The opportunities created by new web-based free open source technologies in Humanities have been significant in re-examining, interpreting, and relating information from literary, cultural, social, political, or historical data. As we worked with the Library of Congress’ SWA Slave Narratives dataset, it was a journey to discover the variety of ways to visualize the intricate elements and connections within by using three of the visualization tools.

vo2

Voyant is a text mining tool that manipulates text through a range of analysis, such as cirrus, graphs, context, and verbal patterns reveal determining elements of the given data. To approach text through word count or patterns is to break it down to a level that we could not accomplish easily on our own. I feel that this tool brings out the other human side of text that reveal words and meaning through numbers.

cdb

CartoDB sets humanists off on a different journey. It pulls the data from the set and spreads it out on a map. It layers information and over laps the data to show a geographic relevance in the text. The geography of the interviews in the slave narratives provided a new narrative that grew out of the reality of the locations.

palladio_1

Palladio seemed the easiest to work with as far as the interface concerned. It provides a map of such informational detail that is probably the most difficult to gather by hand. It is an excellent tool to analyze relationships between people, locations, events, and ideas. These connections are illuminating relationships that have the possibility to create a new world of understanding about something we thought we knew. For instance, Palladio paints a busy visual of the relationships in the Jazz World, manages to make sense of the communication around The Letters of the Republic, and gives layers of insight into the slave narratives.

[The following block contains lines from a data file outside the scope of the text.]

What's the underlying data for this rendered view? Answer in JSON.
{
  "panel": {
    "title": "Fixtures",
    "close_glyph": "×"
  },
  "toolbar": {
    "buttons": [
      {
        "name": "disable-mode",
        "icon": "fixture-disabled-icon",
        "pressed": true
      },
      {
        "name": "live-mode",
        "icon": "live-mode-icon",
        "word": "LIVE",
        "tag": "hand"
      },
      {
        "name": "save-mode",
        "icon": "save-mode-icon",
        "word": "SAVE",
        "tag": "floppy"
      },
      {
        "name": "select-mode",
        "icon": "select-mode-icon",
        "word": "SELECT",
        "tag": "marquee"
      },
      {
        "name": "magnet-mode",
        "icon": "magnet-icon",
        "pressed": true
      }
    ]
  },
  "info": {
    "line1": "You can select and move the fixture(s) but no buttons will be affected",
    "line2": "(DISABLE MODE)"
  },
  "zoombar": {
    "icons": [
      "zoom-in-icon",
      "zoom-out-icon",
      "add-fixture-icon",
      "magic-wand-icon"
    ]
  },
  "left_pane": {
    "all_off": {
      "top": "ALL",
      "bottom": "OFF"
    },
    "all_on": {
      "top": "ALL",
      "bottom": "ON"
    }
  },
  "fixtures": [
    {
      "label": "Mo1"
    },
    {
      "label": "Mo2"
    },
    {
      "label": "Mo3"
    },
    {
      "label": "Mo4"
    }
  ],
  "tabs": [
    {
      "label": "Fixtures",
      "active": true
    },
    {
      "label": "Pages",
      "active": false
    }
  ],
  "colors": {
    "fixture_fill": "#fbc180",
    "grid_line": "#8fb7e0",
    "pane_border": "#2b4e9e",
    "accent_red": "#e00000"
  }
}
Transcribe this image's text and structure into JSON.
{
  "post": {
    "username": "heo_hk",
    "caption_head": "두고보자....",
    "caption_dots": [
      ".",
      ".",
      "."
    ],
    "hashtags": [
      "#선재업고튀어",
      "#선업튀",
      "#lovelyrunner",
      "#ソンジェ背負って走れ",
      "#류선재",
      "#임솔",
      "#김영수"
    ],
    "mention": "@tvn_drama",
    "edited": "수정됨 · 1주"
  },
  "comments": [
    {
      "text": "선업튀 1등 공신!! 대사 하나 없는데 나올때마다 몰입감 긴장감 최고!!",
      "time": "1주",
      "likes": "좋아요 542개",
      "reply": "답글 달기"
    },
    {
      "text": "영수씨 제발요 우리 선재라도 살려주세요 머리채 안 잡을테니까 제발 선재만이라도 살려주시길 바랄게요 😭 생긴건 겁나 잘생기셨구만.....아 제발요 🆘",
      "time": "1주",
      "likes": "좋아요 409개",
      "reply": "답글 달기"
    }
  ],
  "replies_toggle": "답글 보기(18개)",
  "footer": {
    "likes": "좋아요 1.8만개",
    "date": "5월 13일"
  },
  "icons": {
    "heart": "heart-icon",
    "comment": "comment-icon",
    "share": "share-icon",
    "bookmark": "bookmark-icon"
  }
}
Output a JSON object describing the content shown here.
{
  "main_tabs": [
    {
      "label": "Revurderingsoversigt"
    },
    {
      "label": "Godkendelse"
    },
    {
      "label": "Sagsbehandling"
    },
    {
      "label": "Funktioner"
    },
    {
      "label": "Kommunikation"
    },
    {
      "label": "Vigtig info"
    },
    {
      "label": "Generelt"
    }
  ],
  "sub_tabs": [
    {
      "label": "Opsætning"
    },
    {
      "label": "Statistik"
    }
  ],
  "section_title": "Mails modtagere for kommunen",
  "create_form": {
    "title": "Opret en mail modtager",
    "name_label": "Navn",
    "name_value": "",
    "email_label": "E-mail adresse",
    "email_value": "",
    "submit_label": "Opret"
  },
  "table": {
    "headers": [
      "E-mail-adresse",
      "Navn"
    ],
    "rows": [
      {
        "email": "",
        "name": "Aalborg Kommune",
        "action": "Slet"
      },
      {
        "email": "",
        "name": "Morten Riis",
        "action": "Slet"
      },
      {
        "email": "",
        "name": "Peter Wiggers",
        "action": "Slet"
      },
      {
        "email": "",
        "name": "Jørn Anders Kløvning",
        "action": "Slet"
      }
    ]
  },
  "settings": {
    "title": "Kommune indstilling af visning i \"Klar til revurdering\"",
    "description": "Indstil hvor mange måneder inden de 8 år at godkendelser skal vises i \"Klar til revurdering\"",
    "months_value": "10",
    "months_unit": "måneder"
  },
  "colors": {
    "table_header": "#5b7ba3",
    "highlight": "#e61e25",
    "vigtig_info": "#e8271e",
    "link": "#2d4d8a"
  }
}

In comparing these three digital tools, in light of the slave narratives, I’d prefer to use Palladio. It seems that the network analysis of those narratives provides a deeper insight. However, there is no reason not use all three and compare the results and the questions each tool was able to bring up or answer. Although the nature of the project and the type of text/dataset and desired results may narrow the tools down to text mining or mapping there is no reason not use them interchangeably. Overall, these tools are able do something we humans would or could not easily produce, thus the possibilities are endless.